Gabon – Grève des enseignants : Camélia Ntoutoume Leclercq privilégie l’écoute pour relancer l’école gabonaise
Libreville, Mercredi 7 Janvier 2026 (Infos Gabon) – À peine installée à la tête du ministère de l’Éducation nationale, la ministre d’État Camélia Ntoutoume Leclercq a engagé une série de consultations pour désamorcer la grève des enseignants qui perturbe la reprise des cours sur l’ensemble du territoire. Une gestion de crise fondée sur le dialogue et le diagnostic, en phase avec la méthode prônée par le chef de l’État.
Une crise éducative traitée dès les premières heures
La reprise des cours après les vacances de noël s’est ouverte sur une paralysie quasi générale des établissements publics, conséquence d’un mouvement de grève largement suivi par les enseignants. Consciente de l’urgence de la situation, Camélia Ntoutoume Leclercq n’a pas tardé à agir. Dès le 6 janvier 2026, soit quelques heures seulement après sa prise de fonction, la ministre d’État a engagé une démarche active visant à comprendre, structurer et traiter la crise.
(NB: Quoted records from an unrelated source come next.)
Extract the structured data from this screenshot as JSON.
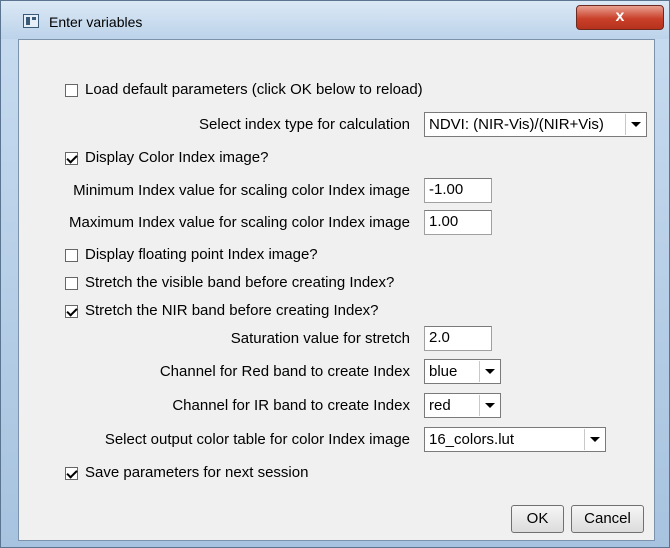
{
  "window": {
    "title": "Enter variables",
    "close_label": "x"
  },
  "load_default": {
    "label": "Load default parameters (click OK below to reload)",
    "checked": false
  },
  "index_type": {
    "label": "Select index type for calculation",
    "value": "NDVI: (NIR-Vis)/(NIR+Vis)"
  },
  "display_color": {
    "label": "Display Color Index image?",
    "checked": true
  },
  "min_index": {
    "label": "Minimum Index value for scaling color Index image",
    "value": "-1.00"
  },
  "max_index": {
    "label": "Maximum Index value for scaling color Index image",
    "value": "1.00"
  },
  "display_float": {
    "label": "Display floating point Index image?",
    "checked": false
  },
  "stretch_visible": {
    "label": "Stretch the visible band before creating Index?",
    "checked": false
  },
  "stretch_nir": {
    "label": "Stretch the NIR band before creating Index?",
    "checked": true
  },
  "saturation": {
    "label": "Saturation value for stretch",
    "value": "2.0"
  },
  "red_channel": {
    "label": "Channel for Red band to create Index",
    "value": "blue"
  },
  "ir_channel": {
    "label": "Channel for IR band to create Index",
    "value": "red"
  },
  "color_table": {
    "label": "Select output color table for color Index image",
    "value": "16_colors.lut"
  },
  "save_params": {
    "label": "Save parameters for next session",
    "checked": true
  },
  "buttons": {
    "ok": "OK",
    "cancel": "Cancel"
  }
}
Cette réactivité tranche avec les lenteurs souvent reprochées à l’administration éducative et marque une volonté affirmée d’inscrire son action dans la culture du résultat exigée par les plus hautes autorités.
Un état des lieux précis du terrain éducatif
Première étape de cette stratégie : une visioconférence réunissant les Directeurs de zones académiques (DZA) et les Directeurs d’académies provinciales (DAP). Cet échange a permis d’établir une cartographie détaillée de la grève, en identifiant les établissements touchés, le niveau de mobilisation des enseignants et les difficultés propres à chaque bassin pédagogique.
Cette approche décentralisée vise à éviter une lecture uniforme d’une crise aux réalités multiples, souvent différentes entre zones urbaines et localités de l’intérieur du pays.
Le Grand Libreville au cœur des concertations
Dans le même élan, la ministre a reçu les chefs d’établissements du Grand Libreville, qui concentre une part importante des effectifs scolaires et cristallise les tensions du système éducatif. Ces échanges ont permis de recueillir des informations de première main sur les obstacles à la reprise des cours, mais aussi d’identifier des leviers immédiats susceptibles de favoriser un retour progressif à la normale.
« Il ne s’agit pas de répondre par des slogans, mais par des solutions adaptées à chaque réalité locale », confie une source proche du ministère.
Une méthode alignée sur la nouvelle gouvernance
La démarche engagée par Camélia Ntoutoume Leclercq s’inscrit dans la ligne de la gouvernance pragmatique promue par le président Oligui Nguema, qui privilégie l’efficacité, la coordination et la redevabilité dans l’action publique.
En posant les bases d’un cadre de dialogue structuré avec les acteurs du système éducatif, la ministre d’État entend non seulement désamorcer la crise actuelle, mais aussi jeter les fondations d’un mécanisme de concertation plus durable entre l’État et les partenaires sociaux du secteur.
Entre urgence scolaire et réformes structurelles
Si aucune mesure définitive n’a encore été annoncée, cette phase d’écoute et d’évaluation envoie un signal clair aux enseignants : leurs préoccupations sont prises en compte au plus haut niveau. À court terme, l’enjeu reste la reprise effective des cours afin de préserver l’année scolaire et limiter l’impact sur les élèves.
À moyen et long termes, cette mobilisation pourrait ouvrir la voie à une stabilisation plus profonde du système éducatif gabonais, longtemps fragilisé par des revendications récurrentes, des dysfonctionnements administratifs et une concertation insuffisante.
Une école au cœur des priorités nationales
Sous l’impulsion du chef de l’État, Camélia Ntoutoume Leclercq incarne ainsi une nouvelle séquence gouvernementale : diagnostiquer, coordonner, agir et rendre compte. Une approche où la parole publique se mesure désormais à l’aune des résultats concrets, et où l’avenir de la jeunesse gabonaise demeure une priorité stratégique pour la nation.
A propos de cette crise qui paralyse le secteur éducation, le Vice-Président du Gouvernement, Hermann Immongault, a réuni en urgence, mardi à Libreville, plusieurs membres clés de l’exécutif afin de trouver des solutions devant aboutir à l’accalmie.